İskele ve LED ışıklarından ibaret “yatay gökdelenler”

12 Şubat 2014 00:11

Rus sanatçı ve tasarımcı El Lissitzky, Sovyetler Birliği’nin kurulduğu dönemin başlangıcında avangart sanat hareketinin öncülerinden biriydi. Sanatçının değişimin bir aracı haline gelebileceğine inandı, basit ve geometrik şekillere dayanan soyut sanatı anlaşılır ve etkili bir biçimde popülerleştirebileceğini düşündü.

Almanya’da kültür elçisi olarak onurlandırılan Lissitzky‘nin en kalıcı ama değeri yeterince anlaşılamamış konseptlerinden birisi onun “yatay gökdelenleri.” Şimdi mimar Guillaume Mazars; olmayanı, inşa edilmemiş olanı açığa çıkarma üzerine kurulu yeni bir konseptle daha önce hiç inşa edilmemiş bu yapıları inşa edebilmenin bir yolunu hayal etti.

Wolkenbügel ya da “demir bulutları” adı verilen bu binalar, Lissitzky tarafından bilindik Batılı gökdelenlere daha doğal bir alternatif olarak ortaya konmuştu. Mazars’ın konsept görselleri ve taslakları yapıları tamamen inşa etmeyi önermiyor; bunun yerine inşaat iskelesinin Lissitzky’nin tasarımlarında olduğu biçimde ortaya konmasını hedefliyor. Mazars, onu fiziksel olarak yeniden inşa etmeden “Lissitzsky’nin projesinin mekansal olarak varlığını” tekrar kurmaya çalıştığını böylece bu imgesel projenin “görünmez ama farkedilebilir” olarak kalacağını söylüyor.

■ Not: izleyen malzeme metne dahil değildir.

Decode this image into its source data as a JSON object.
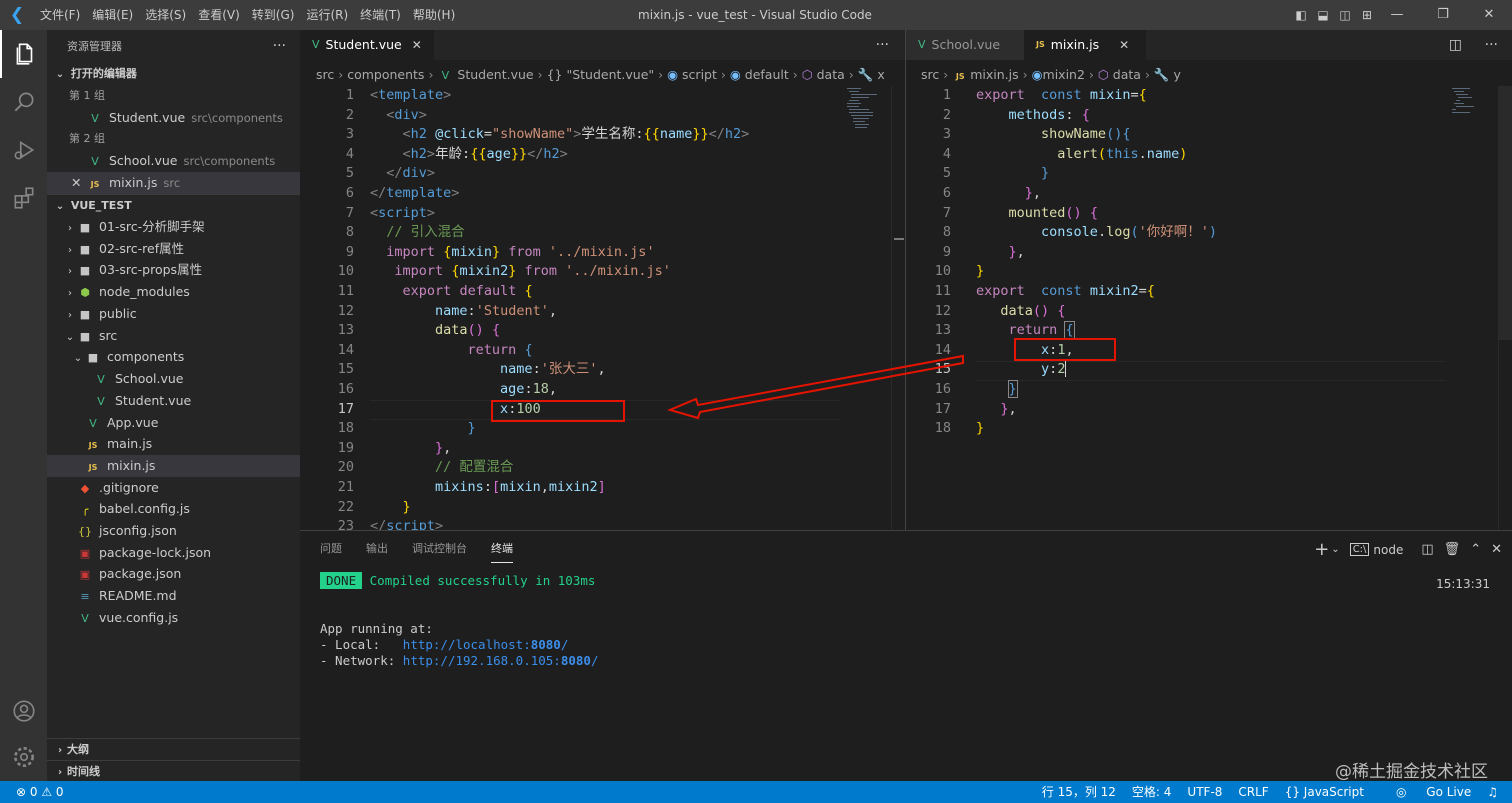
{
  "title_bar": {
    "logo": "vscode-logo",
    "menu": [
      "文件(F)",
      "编辑(E)",
      "选择(S)",
      "查看(V)",
      "转到(G)",
      "运行(R)",
      "终端(T)",
      "帮助(H)"
    ],
    "window_title": "mixin.js - vue_test - Visual Studio Code",
    "layout_icons": [
      "◧",
      "⬓",
      "◫",
      "⊞"
    ],
    "window_controls": [
      "—",
      "❐",
      "✕"
    ]
  },
  "activity_bar": [
    "explorer-icon",
    "search-icon",
    "run-debug-icon",
    "extensions-icon",
    "account-icon",
    "settings-gear-icon"
  ],
  "sidebar": {
    "header": "资源管理器",
    "more": "···",
    "open_editors": {
      "title": "打开的编辑器",
      "group1": "第 1 组",
      "g1_file": {
        "name": "Student.vue",
        "desc": "src\\components"
      },
      "group2": "第 2 组",
      "g2_file1": {
        "name": "School.vue",
        "desc": "src\\components"
      },
      "g2_file2": {
        "name": "mixin.js",
        "desc": "src"
      }
    },
    "project": {
      "title": "VUE_TEST",
      "items": [
        "01-src-分析脚手架",
        "02-src-ref属性",
        "03-src-props属性",
        "node_modules",
        "public",
        "src",
        "components",
        "School.vue",
        "Student.vue",
        "App.vue",
        "main.js",
        "mixin.js",
        ".gitignore",
        "babel.config.js",
        "jsconfig.json",
        "package-lock.json",
        "package.json",
        "README.md",
        "vue.config.js"
      ]
    },
    "outline": "大纲",
    "timeline": "时间线"
  },
  "left_editor": {
    "tab": "Student.vue",
    "breadcrumb": [
      "src",
      "components",
      "Student.vue",
      "{} \"Student.vue\"",
      "script",
      "default",
      "data",
      "x"
    ],
    "current_line": 17
  },
  "right_editor": {
    "tabs": [
      "School.vue",
      "mixin.js"
    ],
    "active_tab": "mixin.js",
    "breadcrumb": [
      "src",
      "mixin.js",
      "mixin2",
      "data",
      "y"
    ],
    "current_line": 15
  },
  "panel": {
    "tabs": [
      "问题",
      "输出",
      "调试控制台",
      "终端"
    ],
    "active_tab": "终端",
    "terminal_name": "node",
    "time": "15:13:31",
    "done_badge": "DONE",
    "compiled": "Compiled successfully in 103ms",
    "app_running": "App running at:",
    "local_label": "- Local:   ",
    "local_url_a": "http://localhost:",
    "local_port": "8080",
    "local_url_b": "/",
    "network_label": "- Network: ",
    "network_url_a": "http://192.168.0.105:",
    "network_port": "8080",
    "network_url_b": "/"
  },
  "status_bar": {
    "errors": "⊗ 0 ⚠ 0",
    "position": "行 15，列 12",
    "spaces": "空格: 4",
    "encoding": "UTF-8",
    "eol": "CRLF",
    "language": "{} JavaScript",
    "golive": "Go Live",
    "bell": "🔔"
  },
  "watermark": "@稀土掘金技术社区",
  "colors": {
    "accent": "#007acc",
    "annotation": "#e51400",
    "done": "#23d18b"
  }
}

Gece olduğunda, bütün yapı Lissitzky’nin demir bulutlarının şeklini yapı iskelesinin her tarafına dizili bir sürü LED ışıklarıyla açığa çıkarıyor. Gündüz vakti, yapının desteklerinin üzerine boyanmış kırmızı çizgiler “her bir bakış açısına göre benzersiz bir grafik kompozisyon” yaratıyor. Bu konseptin Lissitzky’nin ülkesi Rusya’da inşa edilme olasılığı bile heyecan verici olsa da, Mazars’ın sanatçının eserini yeniden yorumlayarak oluşturduğu tasarımın –tıpkı 1920’lerde olduğu gibi– inşa edileceğine dair henüz bir plan yok.